BOSTON (AP) — There was a time — say, back in the mid-1970s — where finding a home to buy or an apartment to rent in Massachusetts would cost far less than an arm and a leg.
Now, an arm and a leg isn't even enough for a security deposit.
The Massachusetts economy is on a tear, but the surge in new business development is also turbocharging the cost of finding a place to live. That, in turn, is placing more pressure on Statehouse leaders to come up with ways to make sure that people moving into the region, particularly metro Boston, can find a place to live and that longtime residents aren't forced out of the market.
As lawmakers filter back to Beacon Hill from the August break, Gov. Charlie Baker is renewing his call for legislation he said will help communities produce more housing, including denser housing in downtowns.
On Wednesday, the Republican gathered housing and development officials from the Mitt Romney and Deval Patrick administrations — as well as his own — to help press lawmakers to act.
"We now have the dubious distinction of having the highest median housing prices in the country and the highest median rents in the country," Baker told reporters. "I love being No. 1 on stuff. I don't love being No. 1 on this."
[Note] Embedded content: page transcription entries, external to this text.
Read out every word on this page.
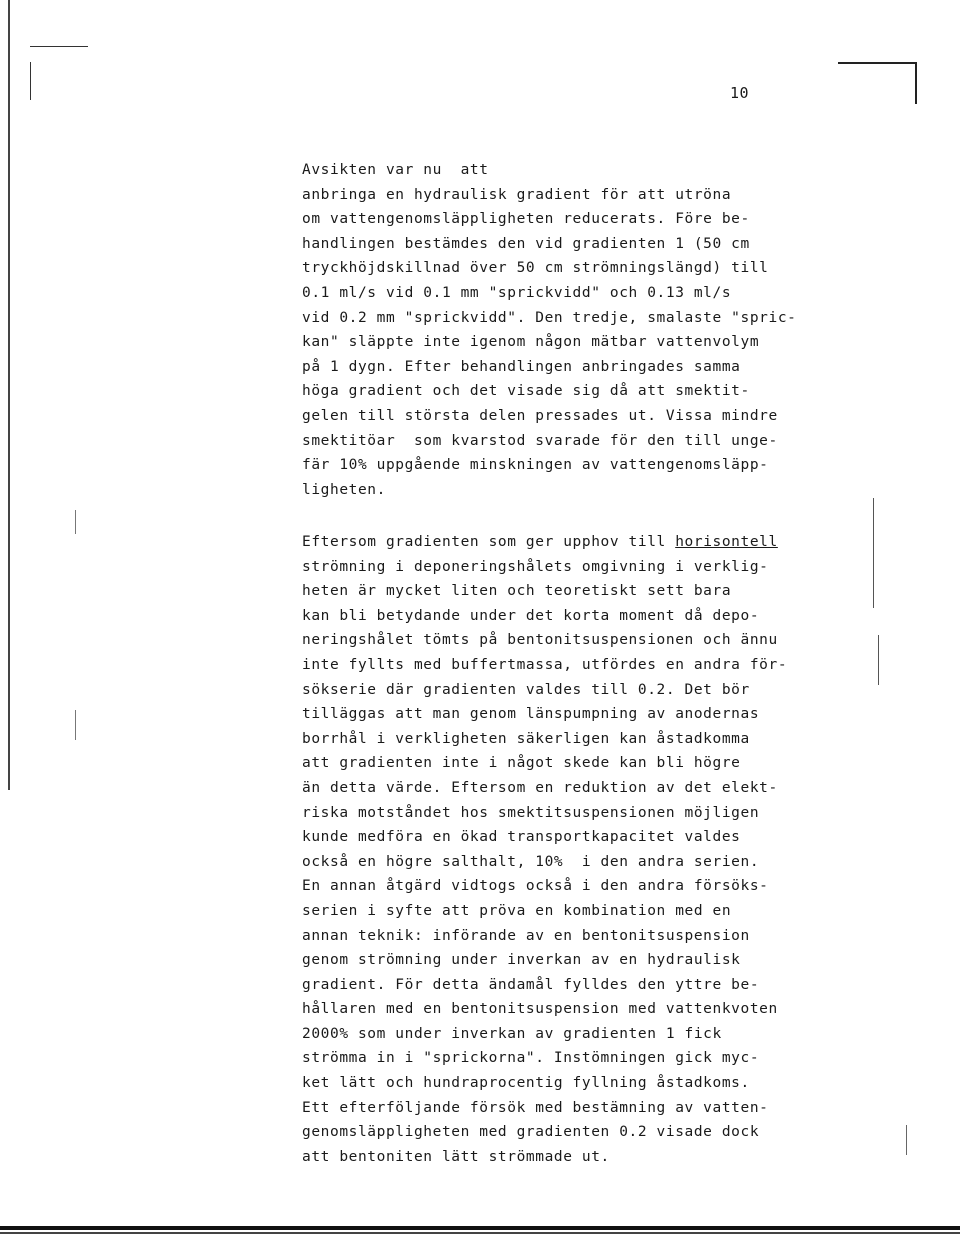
10
Avsikten var nu  att
anbringa en hydraulisk gradient för att utröna
om vattengenomsläppligheten reducerats. Före be-
handlingen bestämdes den vid gradienten 1 (50 cm
tryckhöjdskillnad över 50 cm strömningslängd) till
0.1 ml/s vid 0.1 mm "sprickvidd" och 0.13 ml/s
vid 0.2 mm "sprickvidd". Den tredje, smalaste "spric-
kan" släppte inte igenom någon mätbar vattenvolym
på 1 dygn. Efter behandlingen anbringades samma
höga gradient och det visade sig då att smektit-
gelen till största delen pressades ut. Vissa mindre
smektitöar  som kvarstod svarade för den till unge-
fär 10% uppgående minskningen av vattengenomsläpp-
ligheten.
Eftersom gradienten som ger upphov till horisontell
strömning i deponeringshålets omgivning i verklig-
heten är mycket liten och teoretiskt sett bara
kan bli betydande under det korta moment då depo-
neringshålet tömts på bentonitsuspensionen och ännu
inte fyllts med buffertmassa, utfördes en andra för-
sökserie där gradienten valdes till 0.2. Det bör
tilläggas att man genom länspumpning av anodernas
borrhål i verkligheten säkerligen kan åstadkomma
att gradienten inte i något skede kan bli högre
än detta värde. Eftersom en reduktion av det elekt-
riska motståndet hos smektitsuspensionen möjligen
kunde medföra en ökad transportkapacitet valdes
också en högre salthalt, 10%  i den andra serien.
En annan åtgärd vidtogs också i den andra försöks-
serien i syfte att pröva en kombination med en
annan teknik: införande av en bentonitsuspension
genom strömning under inverkan av en hydraulisk
gradient. För detta ändamål fylldes den yttre be-
hållaren med en bentonitsuspension med vattenkvoten
2000% som under inverkan av gradienten 1 fick
strömma in i "sprickorna". Instömningen gick myc-
ket lätt och hundraprocentig fyllning åstadkoms.
Ett efterföljande försök med bestämning av vatten-
genomsläppligheten med gradienten 0.2 visade dock
att bentoniten lätt strömmade ut.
Baker is pushing his "Housing Choice" bill, which would let cities and towns adopt zoning rules related to housing by a simple majority vote of their governing body, rather than the required two-thirds supermajority.
Massachusetts is one of only a handful of states to require a supermajority to change local zoning rules.
Baker said it has been frustrating to watch housing proposals in cities and towns fail in recent years because developers failed to secure the needed two-thirds vote — even after winning a simple majority of votes on municipal committees.
Baker first introduced the bill in 2017, but Democratic leaders in the Massachusetts House and Senate have yet to bring it up for debate. Some critics have said it doesn't go far enough to address the state's housing crisis.
Lt. Gov. Karyn Polito called on lawmakers to approve the measure before Thanksgiving.
Baker has pitched the proposal in large part by saying it could help encourage the development of all kinds of housing, from single family homes to apartments and condos for single adults or older couples who want to live in more densely populated downtowns to affordable housing located near transit hubs.
"One of the most important things about this legislation is it will give communities the opportunity to reimagine their downtowns," Baker told reporters this week.
Baker said gone are the days when retail — whether large department stores or mom and pop shops — could alone provide the anchor to a downtown or town center, given the surge in online shopping.
"Retail has a role to play, but the role it plays from this point forward will never be as big as it used to be, which is why you hear community leaders talk more these days about work, play, live when they talk about downtowns," Baker said. "You can't build a downtown on the back of retail."
Among those supporting Baker's bill is Greg Bialecki, who served as secretary of housing and economic development under Patrick from 2009 to 2015.
"If the bill were to pass this year, that there would be more housing starts next year," Bialecki told reporters.